Après le Mondial, les Léopards de la RDC préparent l’avenir
AFP
La question du banc, elle, est tranchée. Le 3 juillet 2026, le président Félix Tshisekedi a confirmé le maintien de Sébastien Desabre à la tête des Léopards, au lendemain de l’élimination en seizièmes de finale face à l’Angleterre. Il s’agit d’une déclaration de confiance présidentielle, non de la signature d’un nouveau contrat. Le technicien français est en poste depuis 2022, avec à son actif une quatrième place à la Coupe d’Afrique des nations 2023 et la qualification pour le Mondial, obtenue au printemps par un barrage remporté contre la Jamaïque.
La suite est déjà au calendrier. La RDC disputera les éliminatoires de la Coupe d’Afrique des nations 2027, dans un groupe E qui la place face à la Guinée équatoriale, à la Sierra Leone et au Zimbabwe. Les matchs s’étaleront de septembre 2026 à mars 2027, les deux premiers de chaque groupe se qualifiant pour la phase finale, prévue au Kenya, en Tanzanie et en Ouganda du 19 juin au 17 juillet 2027. Pour les éliminatoires du Mondial 2030, en revanche, aucun calendrier africain n’a encore été fixé, le processus de la Confédération n’étant pas lancé.

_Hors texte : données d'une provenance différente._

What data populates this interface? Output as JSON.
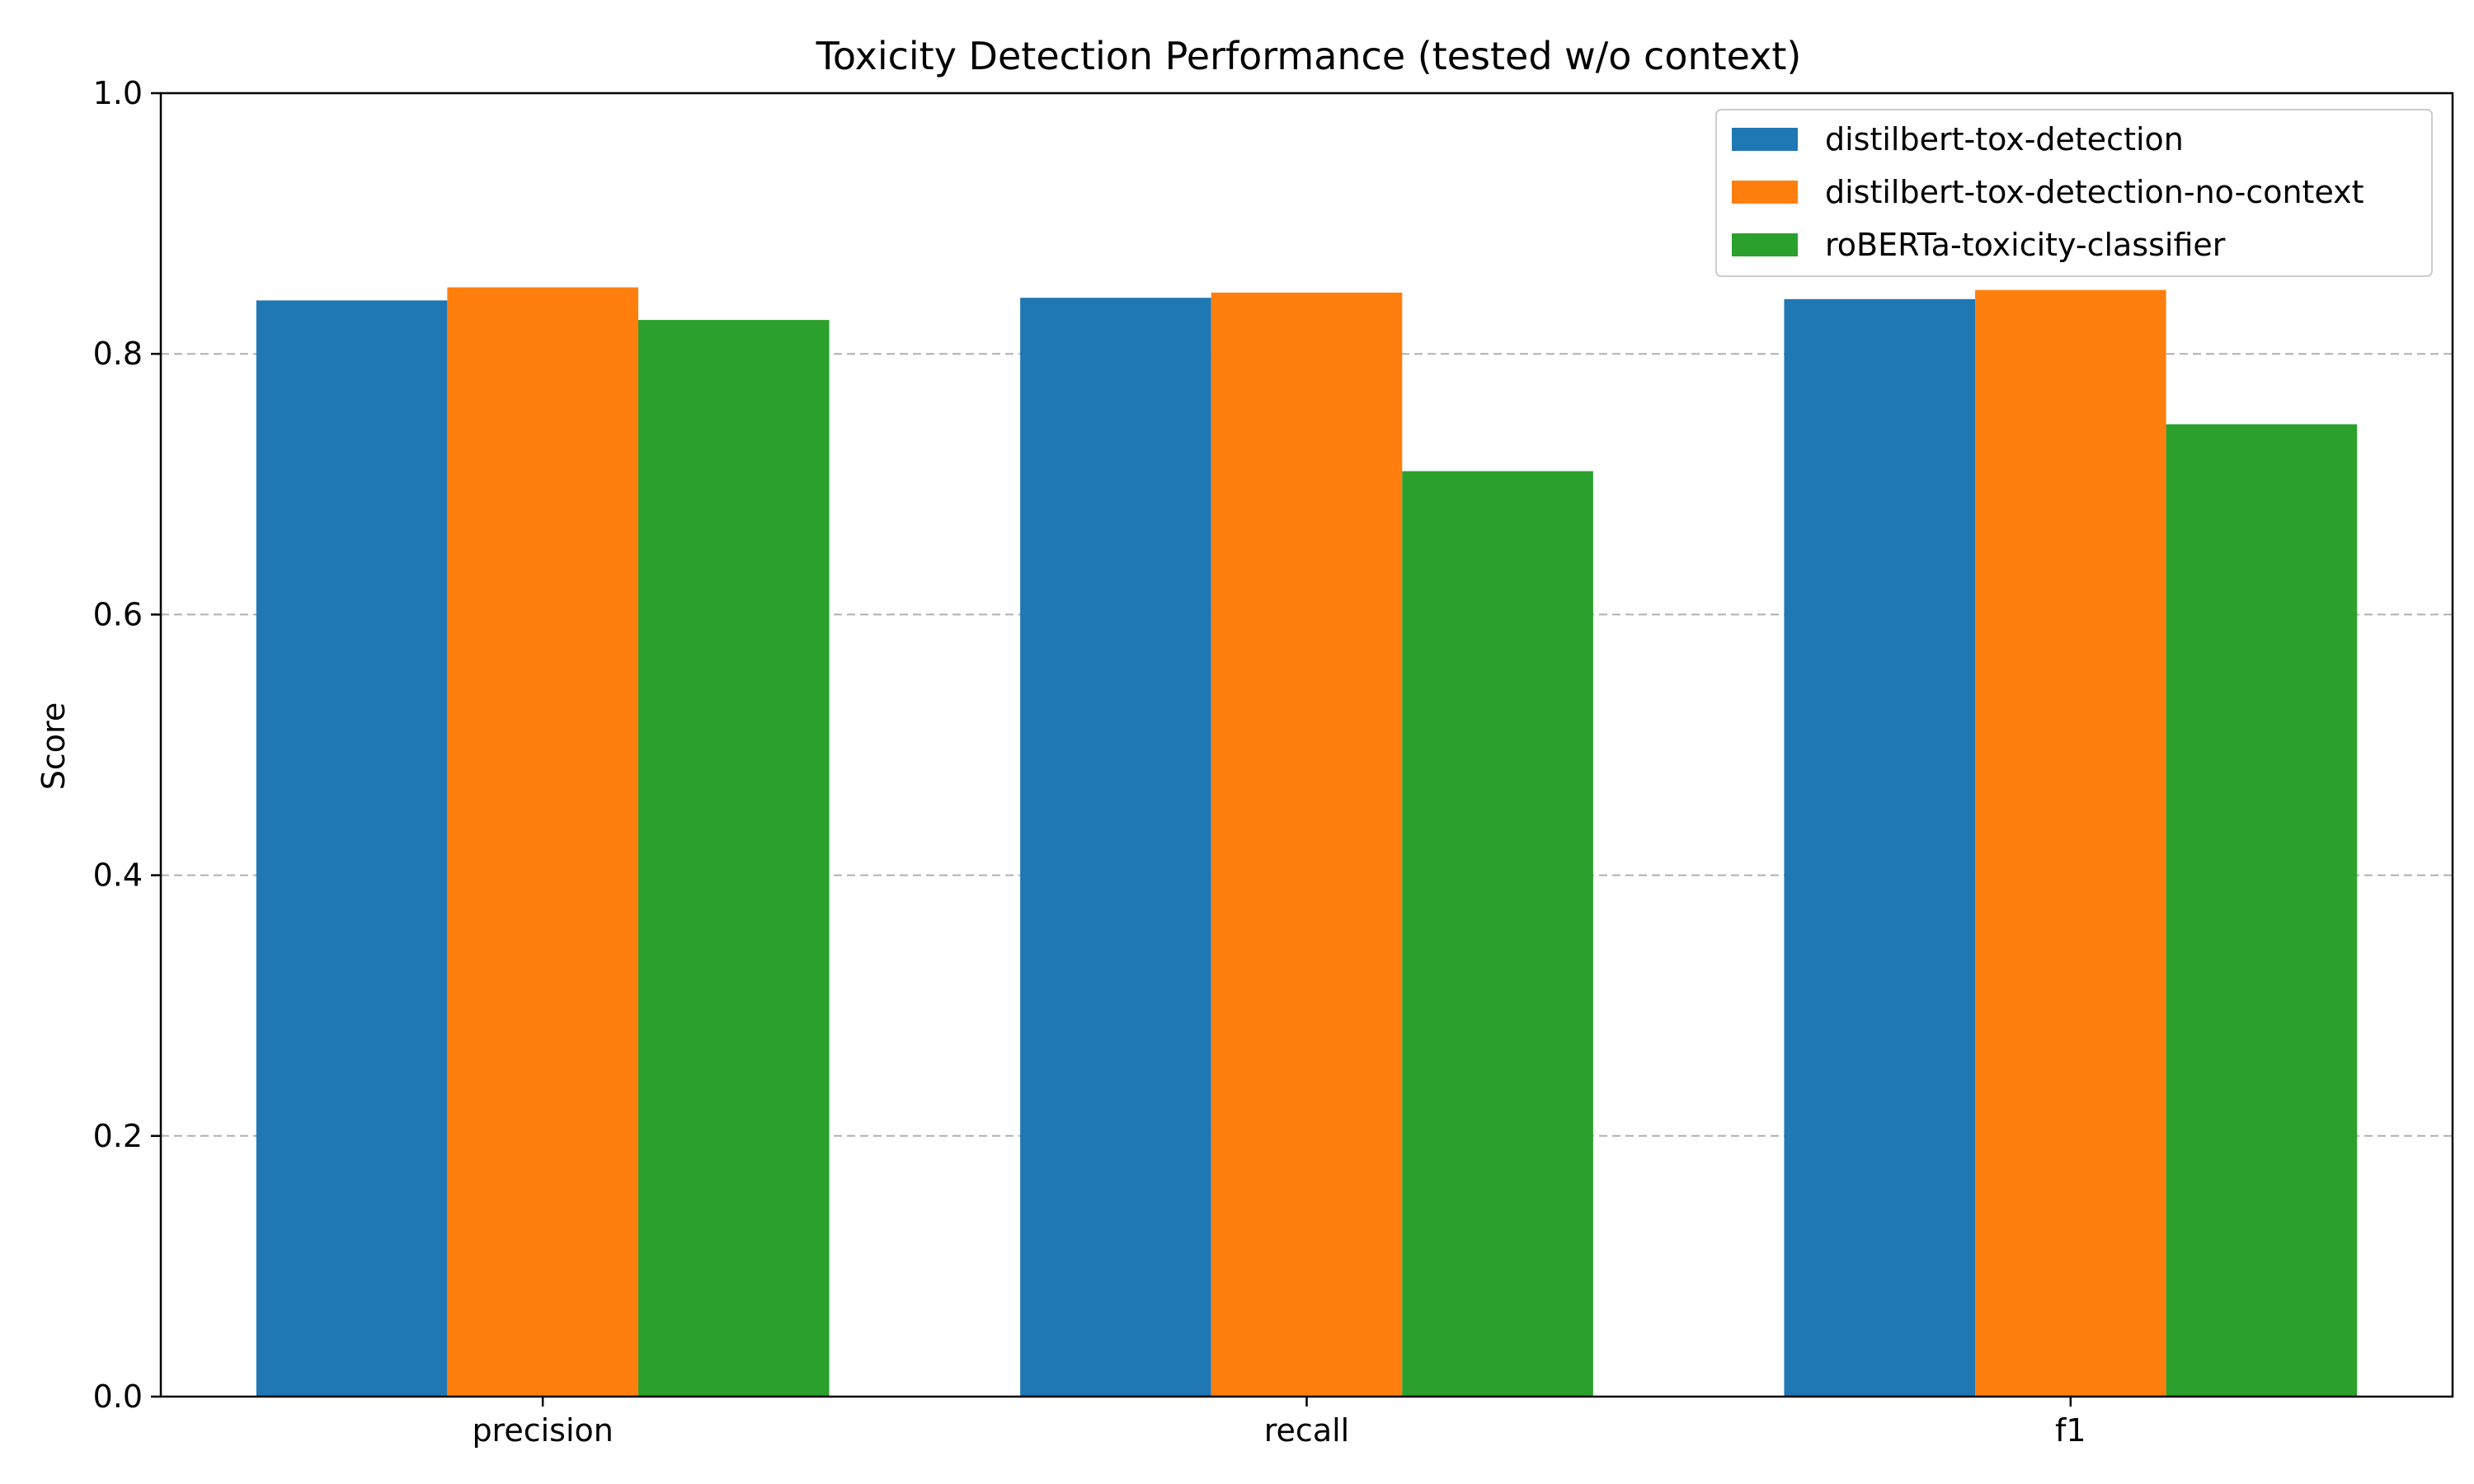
{
  "chart_data": {
    "type": "bar",
    "title": "Toxicity Detection Performance (tested w/o context)",
    "xlabel": "",
    "ylabel": "Score",
    "categories": [
      "precision",
      "recall",
      "f1"
    ],
    "series": [
      {
        "name": "distilbert-tox-detection",
        "color": "#1f77b4",
        "values": [
          0.841,
          0.843,
          0.842
        ]
      },
      {
        "name": "distilbert-tox-detection-no-context",
        "color": "#ff7f0e",
        "values": [
          0.851,
          0.847,
          0.849
        ]
      },
      {
        "name": "roBERTa-toxicity-classifier",
        "color": "#2ca02c",
        "values": [
          0.826,
          0.71,
          0.746
        ]
      }
    ],
    "ylim": [
      0,
      1.0
    ],
    "yticks": [
      "0.0",
      "0.2",
      "0.4",
      "0.6",
      "0.8",
      "1.0"
    ],
    "grid": "y-dashed",
    "legend_position": "top-right"
  }
}
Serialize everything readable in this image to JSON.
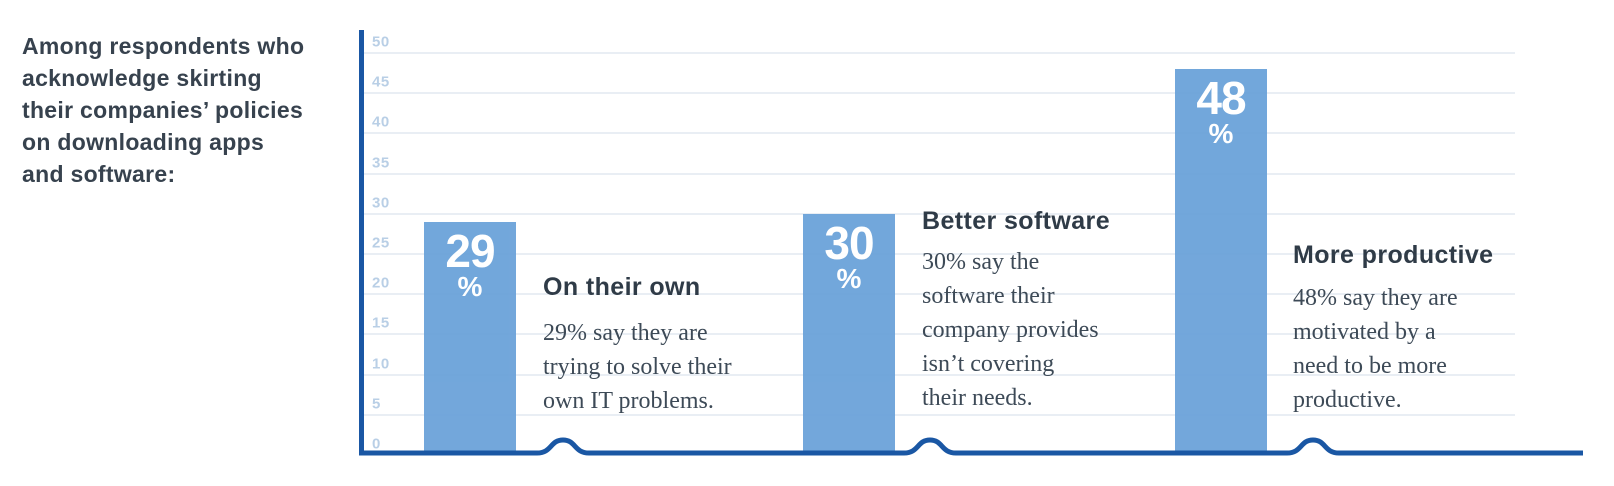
{
  "intro": {
    "text": "Among respondents who\nacknowledge skirting\ntheir companies’ policies\non downloading apps\nand software:"
  },
  "chart_data": {
    "type": "bar",
    "title": "Among respondents who acknowledge skirting their companies’ policies on downloading apps and software",
    "categories": [
      "On their own",
      "Better software",
      "More productive"
    ],
    "values": [
      29,
      30,
      48
    ],
    "unit": "%",
    "xlabel": "",
    "ylabel": "",
    "ylim": [
      0,
      50
    ],
    "ytick_step": 5,
    "ytick_labels": [
      "0",
      "5",
      "10",
      "15",
      "20",
      "25",
      "30",
      "35",
      "40",
      "45",
      "50"
    ],
    "grid": true,
    "legend": false,
    "bar_color": "#6aa2d9",
    "axis_color": "#1a57a4",
    "annotations": [
      "29% say they are trying to solve their own IT problems.",
      "30% say the software their company provides isn’t covering their needs.",
      "48% say they are motivated by a need to be more productive."
    ]
  },
  "groups": [
    {
      "value": "29",
      "unit": "%",
      "heading": "On their own",
      "body": "29% say they are\ntrying to solve their\nown IT problems."
    },
    {
      "value": "30",
      "unit": "%",
      "heading": "Better software",
      "body": "30% say the\nsoftware their\ncompany provides\nisn’t covering\ntheir needs."
    },
    {
      "value": "48",
      "unit": "%",
      "heading": "More productive",
      "body": "48% say they are\nmotivated by a\nneed to be more\nproductive."
    }
  ],
  "colors": {
    "bar": "#6aa2d9",
    "axis": "#1a57a4",
    "gridline": "#e9eef4",
    "tick_label": "#b9cfe6",
    "heading_text": "#2f3b47",
    "body_text": "#3d4a57",
    "intro_text": "#37424e",
    "bar_value_text": "#ffffff"
  }
}
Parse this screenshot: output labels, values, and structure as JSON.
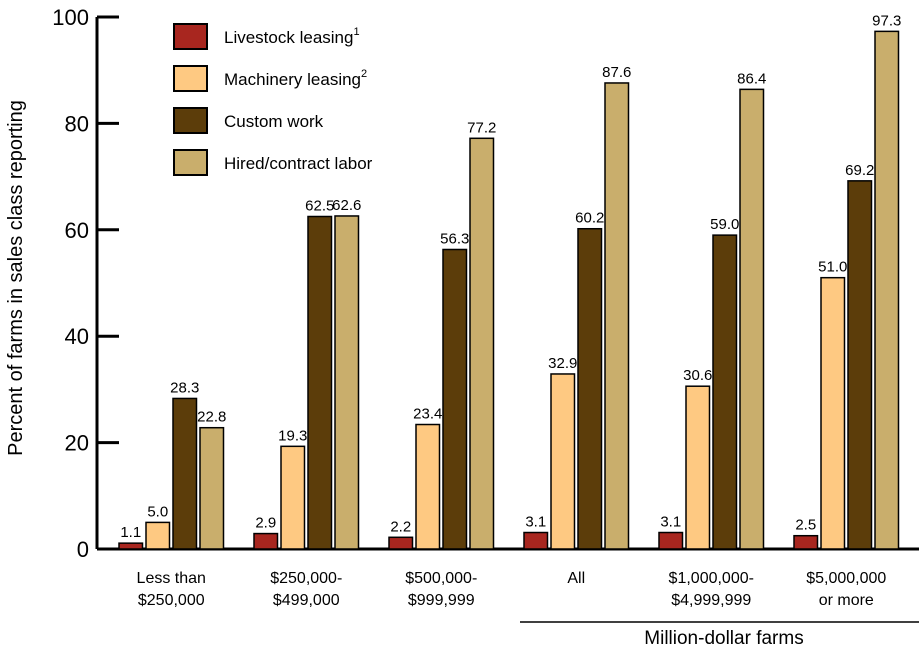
{
  "chart_data": {
    "type": "bar",
    "ylabel": "Percent of farms in sales class reporting",
    "ylim": [
      0,
      100
    ],
    "yticks": [
      "0",
      "20",
      "40",
      "60",
      "80",
      "100"
    ],
    "categories": [
      [
        "Less than",
        "$250,000"
      ],
      [
        "$250,000-",
        "$499,000"
      ],
      [
        "$500,000-",
        "$999,999"
      ],
      [
        "All",
        ""
      ],
      [
        "$1,000,000-",
        "$4,999,999"
      ],
      [
        "$5,000,000",
        "or more"
      ]
    ],
    "group_label": "Million-dollar farms",
    "legend_position": "top-left",
    "grid": false,
    "series": [
      {
        "name": "Livestock leasing",
        "superscript": "1",
        "color": "#a8261f",
        "values": [
          1.1,
          2.9,
          2.2,
          3.1,
          3.1,
          2.5
        ],
        "labels": [
          "1.1",
          "2.9",
          "2.2",
          "3.1",
          "3.1",
          "2.5"
        ]
      },
      {
        "name": "Machinery leasing",
        "superscript": "2",
        "color": "#fec982",
        "values": [
          5.0,
          19.3,
          23.4,
          32.9,
          30.6,
          51.0
        ],
        "labels": [
          "5.0",
          "19.3",
          "23.4",
          "32.9",
          "30.6",
          "51.0"
        ]
      },
      {
        "name": "Custom work",
        "superscript": "",
        "color": "#5c3d0a",
        "values": [
          28.3,
          62.5,
          56.3,
          60.2,
          59.0,
          69.2
        ],
        "labels": [
          "28.3",
          "62.5",
          "56.3",
          "60.2",
          "59.0",
          "69.2"
        ]
      },
      {
        "name": "Hired/contract labor",
        "superscript": "",
        "color": "#c9ae6c",
        "values": [
          22.8,
          62.6,
          77.2,
          87.6,
          86.4,
          97.3
        ],
        "labels": [
          "22.8",
          "62.6",
          "77.2",
          "87.6",
          "86.4",
          "97.3"
        ]
      }
    ]
  }
}
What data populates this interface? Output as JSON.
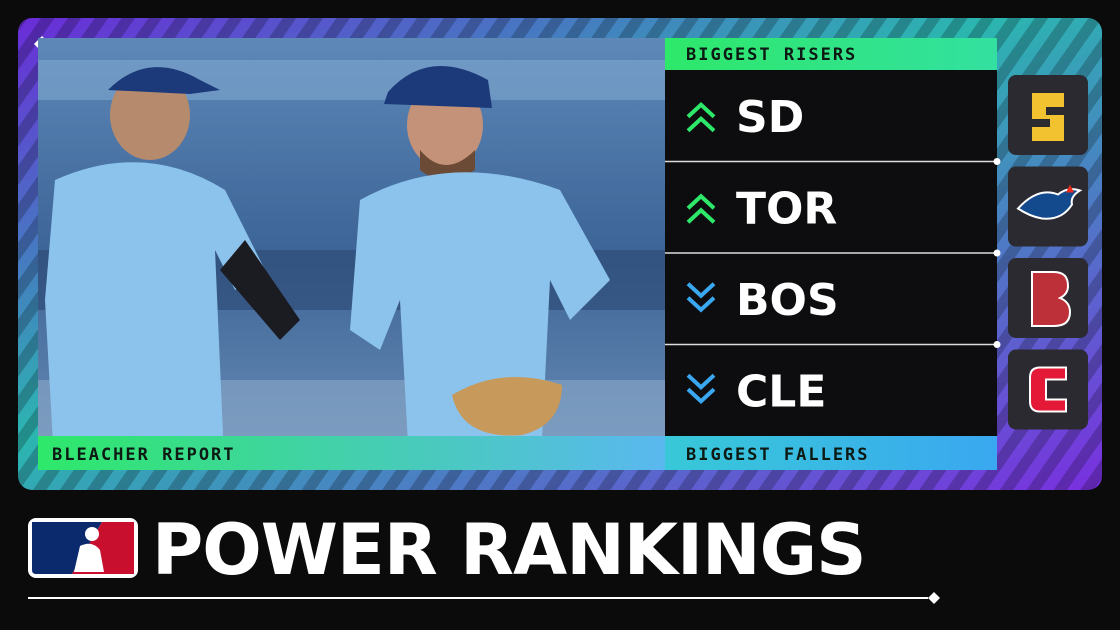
{
  "source": "BLEACHER REPORT",
  "title": "POWER RANKINGS",
  "risers": {
    "label": "BIGGEST RISERS",
    "teams": [
      "SD",
      "TOR"
    ]
  },
  "fallers": {
    "label": "BIGGEST FALLERS",
    "teams": [
      "BOS",
      "CLE"
    ]
  }
}
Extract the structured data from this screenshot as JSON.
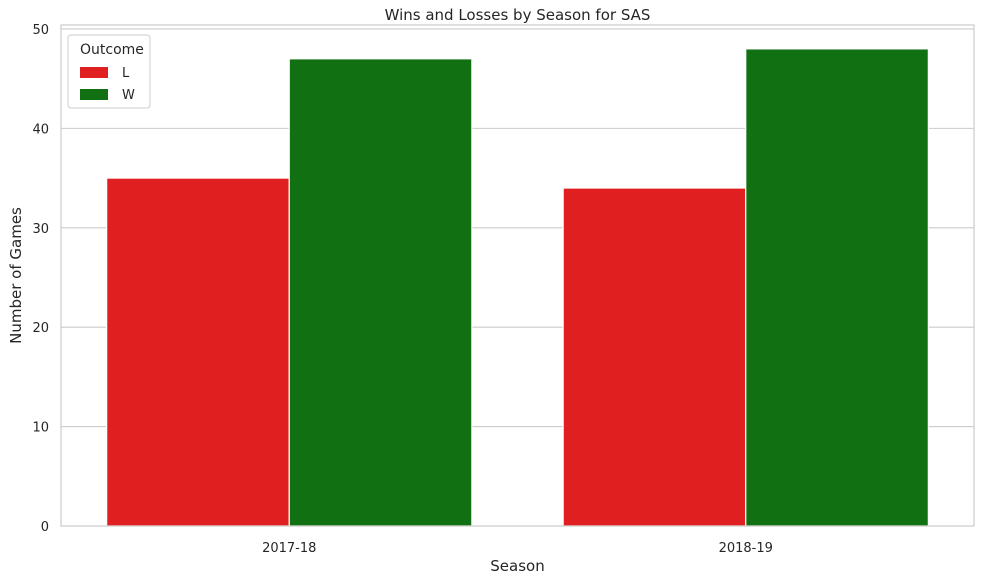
{
  "chart_data": {
    "type": "bar",
    "title": "Wins and Losses by Season for SAS",
    "xlabel": "Season",
    "ylabel": "Number of Games",
    "categories": [
      "2017-18",
      "2018-19"
    ],
    "series": [
      {
        "name": "L",
        "values": [
          35,
          34
        ],
        "color": "#e02020"
      },
      {
        "name": "W",
        "values": [
          47,
          48
        ],
        "color": "#117011"
      }
    ],
    "ylim": [
      0,
      50.4
    ],
    "yticks": [
      0,
      10,
      20,
      30,
      40,
      50
    ],
    "grid": true,
    "legend": {
      "title": "Outcome",
      "position": "top-left"
    }
  }
}
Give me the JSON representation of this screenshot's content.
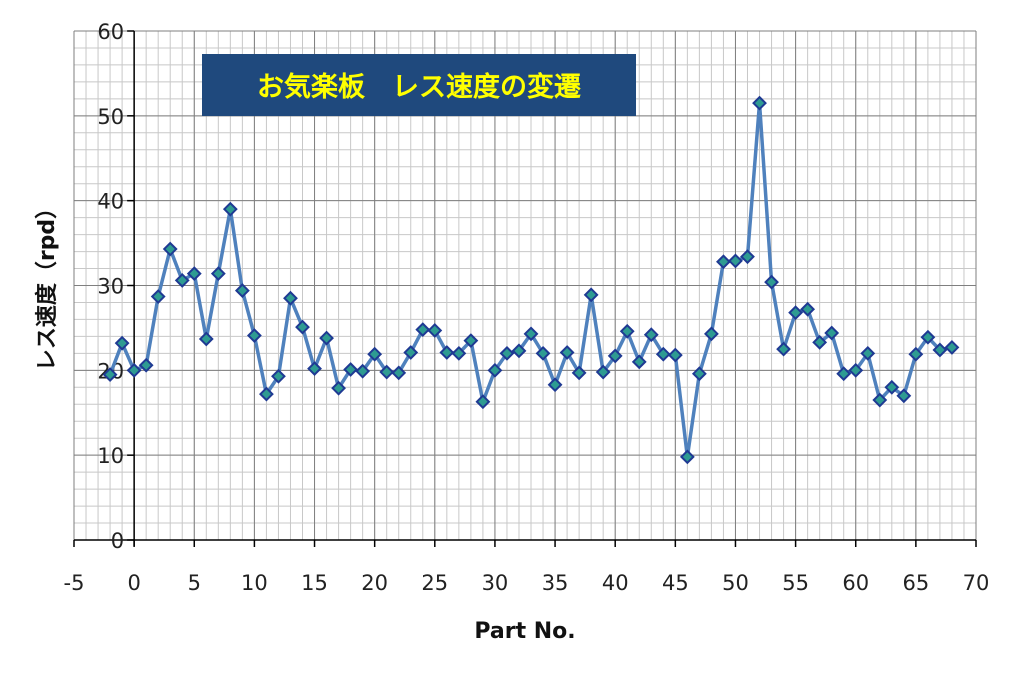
{
  "chart_data": {
    "type": "line",
    "title": "お気楽板　レス速度の変遷",
    "xlabel": "Part No.",
    "ylabel": "レス速度（rpd）",
    "xlim": [
      -5,
      70
    ],
    "ylim": [
      0,
      60
    ],
    "xticks": [
      -5,
      0,
      5,
      10,
      15,
      20,
      25,
      30,
      35,
      40,
      45,
      50,
      55,
      60,
      65,
      70
    ],
    "yticks": [
      0,
      10,
      20,
      30,
      40,
      50,
      60
    ],
    "grid": true,
    "series": [
      {
        "x": [
          -2,
          -1,
          0,
          1,
          2,
          3,
          4,
          5,
          6,
          7,
          8,
          9,
          10,
          11,
          12,
          13,
          14,
          15,
          16,
          17,
          18,
          19,
          20,
          21,
          22,
          23,
          24,
          25,
          26,
          27,
          28,
          29,
          30,
          31,
          32,
          33,
          34,
          35,
          36,
          37,
          38,
          39,
          40,
          41,
          42,
          43,
          44,
          45,
          46,
          47,
          48,
          49,
          50,
          51,
          52,
          53,
          54,
          55,
          56,
          57,
          58,
          59,
          60,
          61,
          62,
          63,
          64,
          65,
          66,
          67,
          68
        ],
        "values": [
          19.5,
          23.2,
          20.0,
          20.6,
          28.7,
          34.3,
          30.6,
          31.4,
          23.7,
          31.4,
          39.0,
          29.4,
          24.1,
          17.2,
          19.3,
          28.5,
          25.1,
          20.2,
          23.8,
          17.9,
          20.1,
          19.9,
          21.9,
          19.8,
          19.7,
          22.1,
          24.8,
          24.7,
          22.1,
          22.0,
          23.5,
          16.3,
          20.0,
          22.0,
          22.3,
          24.3,
          22.0,
          18.3,
          22.1,
          19.7,
          28.9,
          19.8,
          21.7,
          24.6,
          21.0,
          24.2,
          21.9,
          21.8,
          9.8,
          19.6,
          24.3,
          32.8,
          32.9,
          33.4,
          51.5,
          30.4,
          22.5,
          26.8,
          27.2,
          23.3,
          24.4,
          19.6,
          20.0,
          22.0,
          16.5,
          18.0,
          17.0,
          21.9,
          23.9,
          22.4,
          22.7
        ]
      }
    ],
    "colors": {
      "line": "#4f81bd",
      "marker_fill": "#2e9b92",
      "marker_edge": "#1f3a93",
      "title_bg": "#1f497d",
      "title_text": "#ffff00"
    }
  }
}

Le vrai chantier est celui de la génération. L’ossature qui a brillé au Mondial repose largement sur des binationaux issus de la diaspora, un modèle que la quatrième place de 2023 a contribué à consolider en convainquant des joueurs hésitants. Or plusieurs cadres avancent en âge. L’attaquant Cédric Bakambu, recordman de buts et pivot du recrutement, a dépassé la trentaine bien avancée, tout comme le défenseur Chancel Mbemba, joueur le plus capé de la sélection. Le cœur de l’effectif, lui, reste dans la force de l’âge, de l’attaquant Yoane Wissa aux latéraux Aaron Wan-Bissaka et Axel Tuanzebe, arrivés récemment.
La relève, elle, existe déjà. Le gardien Matthieu Epolo, vingt ans, formé au Standard de Liège, était le plus jeune de la liste mondiale. Entre les cadres sur le déclin et cette jeunesse, Desabre devra gérer une transition sans casser la dynamique. « Le football congolais se construit ainsi. On apprend, on continue à progresser et on poursuit notre route calmement », a résumé le sélectionneur après l’élimination.
Reste un débat de fond, que le Mondial a ravivé. Le choix se pose entre continuer de bâtir la sélection sur la diaspora, plus expérimentée et immédiatement compétitive, et investir davantage dans le championnat local et la formation, pour ne pas dépendre des passeports européens. Les deux voies ne s’excluent pas, mais elles supposent des choix, sur les infrastructures, les centres de formation et la professionnalisation de la ligue nationale.
Pour Kinshasa, l’après-Mondial est un moment de vérité. Garder Desabre et viser la Coupe d’Afrique donne un cap, mais un cap ne remplace pas une politique. Capitaliser sur cette génération, c’est préparer sa succession autant que célébrer son présent. Les Léopards ont prouvé qu’ils pouvaient exister au plus haut niveau. Il leur reste à prouver qu’ils peuvent y rester, une fois passée l’ivresse de l’été.